"Limited" Irresistible Grace?
God has infinite love, mercy, and grace towards all, and not willing that any should perish. Calvinism, however, limits God's grace and mercy. Christ was asked whether few would be saved, and He stated that indeed there would be few (Matt. 7.13-14; Luke 13.23-28)--not because God limits His grace, but because so few are willing to repent and believe the gospel; indeed, Christ continually urged men to enter the path to eternal life. Calvinists boldly admit they did not repent or even believe to come to regeneration.
Why do Calvinists avoid these verses so much? Because they contradict Calvinism. Christ very clearly puts upon the unregenerate the responsibility of entering the kingdom. "Enter ye in at the straight gate...straight is the gate, and narrow is the way, which leadeth unto life, and few there be that find it" (Matt. 7.14).
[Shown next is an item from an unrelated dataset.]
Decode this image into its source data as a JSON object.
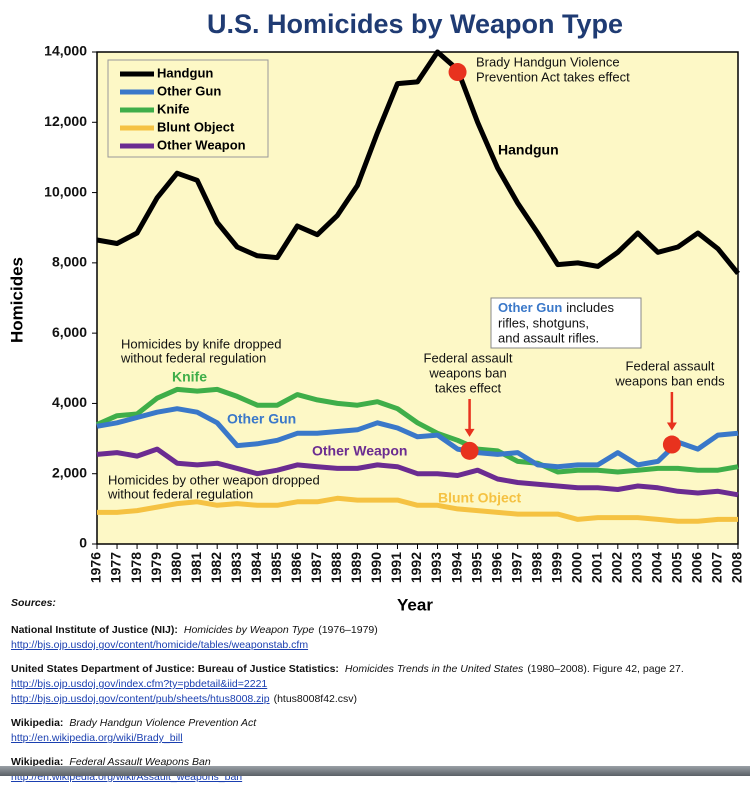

These are very un-Calvinistic terms. Why should Christ gives such a warning if one could only come into the kingdom through having been predestined to salvation and sovereignly regenerated, without any understanding, repentance, or faith?
John Calvin admits what "mercy...illuminates God's grace by this contrast: that he...gives to some what he denies to others." God illuminates His grace by not extending it to multitudes!? Somehow, by limiting His grace, God enlarges our appreciation of the wellspring from which His mercy flows!? And we are to praise Him all the more because He gives only to some that which He could extend to all? This is Calvinism.
Imagine a man in a barge, surrounded by a thousand desperate people who have no life jackets and who can keep themselves afloat in the icy water for only a few more minutes. This man has the means of saving every one of them from a watery grave, and more than enough room and complete provisions on the barge for them all. He plucks only 150 from certain death, leaving the rest to drown because it pleased him to do so.
The next day, would the newspapers have banner headlines praising this man for being so kind, gracious, and merciful because he rescued 150 and left 850 to die--or even if he rescued 850 and left to their fate only 150, whom he could have saved? Hardly. By the conscience God has given to even those who think they were "totally depraved" and now regenerated as Calvinists, even they would condemn such despicable behavior. So why have this standard for God that differs from your own for the only reason being that you don't want to have to repent to the cross and believe in Christ to be regenerated?
No one with any sense of morals that God has imprinted upon every conscience could praise such a man for leaving anyone to drown he could have saved.
Yet we are suppose to believe that God refrains from rescuing billions whom He just as well could have saved? And we are to praise Him all the more for having limited His love, mercy, and grace? Such is the teaching of Calvinism!